Bringing together doctoral students from across the UK and Europe, the conference will focus on methodology and the interdisciplinary study of cultural production, primarily related to the visual arts. The objective is to launch a productive dialogue between junior scholars engaged in the study of film and visual culture of former communist countries.

The conference is open to students from across Social Sciences and Humanities and will open Friday 20 March in the afternoon with introductions from Prof. Andrew Wachtel (Graduate Dean, Northwestern University, Chicago, USA) and Prof. Dina Iordanova (Director, Centre for Film Studies, University of St Andrews). 

Continuing throughout the following day, Saturday 21 March, the conference will feature thematic talks dedicated to the status of studies into postcommunist culture, cinema, and visual studies. The day will be a mix of postgraduate panels and keynote talks from invited speakers, who will also undertake it to moderate the postgraduate presentations. The four invited speakers are Prof. Ib Bondebjerg (University of Copenhagen), Prof. Ewa Mazierska (University of Central Lancashire), Prof. Brian McNair (University of Strathclyde), and Prof. Fiona Björling (University of Lund). Bondebjerg has recently completed a pan-European research project on media and television. Mazierska has written widely on Eastern European cinema, travel and cities in European cinema. McNair’s research interests relate to news flows and journalism, and his early work on Soviet media has set the standard for many to follow. Björling has, besides her work on Boris Pasternak, written on forms of cinematic narrative from a Russian perspective.

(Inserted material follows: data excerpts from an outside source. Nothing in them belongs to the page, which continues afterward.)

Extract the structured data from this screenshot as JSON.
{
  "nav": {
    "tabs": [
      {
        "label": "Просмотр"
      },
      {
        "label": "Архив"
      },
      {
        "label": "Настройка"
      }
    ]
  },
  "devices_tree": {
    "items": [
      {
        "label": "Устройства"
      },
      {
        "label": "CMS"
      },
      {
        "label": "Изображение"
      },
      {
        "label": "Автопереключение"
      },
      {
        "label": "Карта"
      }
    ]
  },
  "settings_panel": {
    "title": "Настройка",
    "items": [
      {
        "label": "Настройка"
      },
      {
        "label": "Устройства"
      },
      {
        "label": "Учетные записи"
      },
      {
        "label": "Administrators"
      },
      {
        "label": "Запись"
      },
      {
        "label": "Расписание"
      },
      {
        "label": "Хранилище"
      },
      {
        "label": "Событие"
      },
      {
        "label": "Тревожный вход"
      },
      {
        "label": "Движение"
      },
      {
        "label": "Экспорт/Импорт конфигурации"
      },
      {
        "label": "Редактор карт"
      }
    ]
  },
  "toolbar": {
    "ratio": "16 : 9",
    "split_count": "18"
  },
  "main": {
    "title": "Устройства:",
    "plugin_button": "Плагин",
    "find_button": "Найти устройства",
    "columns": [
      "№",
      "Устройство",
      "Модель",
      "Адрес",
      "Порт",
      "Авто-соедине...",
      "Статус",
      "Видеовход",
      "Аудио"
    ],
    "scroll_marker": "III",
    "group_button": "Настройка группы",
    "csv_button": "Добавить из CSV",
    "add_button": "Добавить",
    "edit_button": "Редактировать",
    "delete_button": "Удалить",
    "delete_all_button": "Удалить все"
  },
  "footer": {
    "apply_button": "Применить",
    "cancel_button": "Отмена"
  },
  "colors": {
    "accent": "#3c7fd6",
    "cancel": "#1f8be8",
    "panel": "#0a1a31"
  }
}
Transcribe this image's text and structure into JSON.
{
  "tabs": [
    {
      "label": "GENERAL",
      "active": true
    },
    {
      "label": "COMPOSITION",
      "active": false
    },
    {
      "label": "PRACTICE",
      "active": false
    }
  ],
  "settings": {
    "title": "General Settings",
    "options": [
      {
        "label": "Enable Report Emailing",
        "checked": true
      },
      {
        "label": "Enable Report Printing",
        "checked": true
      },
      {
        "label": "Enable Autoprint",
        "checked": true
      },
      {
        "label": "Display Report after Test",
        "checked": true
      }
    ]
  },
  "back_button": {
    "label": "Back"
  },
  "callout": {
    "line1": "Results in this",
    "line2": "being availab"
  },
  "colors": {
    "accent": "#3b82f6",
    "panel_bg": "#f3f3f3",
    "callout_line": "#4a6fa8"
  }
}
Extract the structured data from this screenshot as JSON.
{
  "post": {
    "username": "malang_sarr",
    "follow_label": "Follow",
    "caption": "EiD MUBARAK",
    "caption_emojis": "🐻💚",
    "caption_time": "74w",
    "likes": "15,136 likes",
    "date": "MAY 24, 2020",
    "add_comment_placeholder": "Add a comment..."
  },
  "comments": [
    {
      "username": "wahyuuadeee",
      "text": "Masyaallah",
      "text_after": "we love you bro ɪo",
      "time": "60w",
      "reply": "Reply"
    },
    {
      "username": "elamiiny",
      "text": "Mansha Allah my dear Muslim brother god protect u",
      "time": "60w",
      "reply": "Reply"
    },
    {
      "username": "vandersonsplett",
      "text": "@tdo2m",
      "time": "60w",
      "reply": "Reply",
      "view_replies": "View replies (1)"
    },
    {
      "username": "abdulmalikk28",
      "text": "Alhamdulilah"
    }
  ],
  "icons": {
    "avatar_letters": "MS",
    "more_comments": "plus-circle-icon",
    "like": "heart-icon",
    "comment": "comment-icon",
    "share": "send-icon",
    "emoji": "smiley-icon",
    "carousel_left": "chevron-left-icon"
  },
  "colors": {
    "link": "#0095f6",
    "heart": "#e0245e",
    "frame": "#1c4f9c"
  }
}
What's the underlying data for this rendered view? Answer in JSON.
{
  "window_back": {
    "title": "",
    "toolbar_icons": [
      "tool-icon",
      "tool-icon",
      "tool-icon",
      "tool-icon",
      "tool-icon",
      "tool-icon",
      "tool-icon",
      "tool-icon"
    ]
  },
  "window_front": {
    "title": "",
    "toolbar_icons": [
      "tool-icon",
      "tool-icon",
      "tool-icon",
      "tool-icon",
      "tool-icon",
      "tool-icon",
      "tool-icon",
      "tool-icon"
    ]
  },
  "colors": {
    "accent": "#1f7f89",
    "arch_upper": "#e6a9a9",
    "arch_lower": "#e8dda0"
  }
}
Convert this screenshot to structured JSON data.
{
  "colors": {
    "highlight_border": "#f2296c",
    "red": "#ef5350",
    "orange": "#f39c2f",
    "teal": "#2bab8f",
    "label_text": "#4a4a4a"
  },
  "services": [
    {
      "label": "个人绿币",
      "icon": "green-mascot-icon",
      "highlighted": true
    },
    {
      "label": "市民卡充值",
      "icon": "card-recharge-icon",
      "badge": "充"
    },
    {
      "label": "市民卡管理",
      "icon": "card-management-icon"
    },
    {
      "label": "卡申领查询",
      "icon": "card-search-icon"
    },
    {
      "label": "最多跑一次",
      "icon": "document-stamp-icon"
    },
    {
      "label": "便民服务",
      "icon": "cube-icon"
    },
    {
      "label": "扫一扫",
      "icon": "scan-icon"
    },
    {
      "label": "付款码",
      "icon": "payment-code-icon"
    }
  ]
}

Postgraduate participants will be able to present their work in the context of two sessions, at panels moderated by the featured speakers. They are invited to discuss aspects of their work, and talk of its challenging and exciting moments. The aim of the conference is to explore collective frameworks for the study of postcommunist cultural production. The study of postcommunism is a growing academic field, which makes the conference an appropriate attempt in identifying problems, uneven comparatives, and the global of this region. How are research students dealing with these issues? Can common ground be found in the study of visual cultural production in a region that has traditionally only been viewed as ‘together’ through ideological eyes? We hope to address these and other important issues.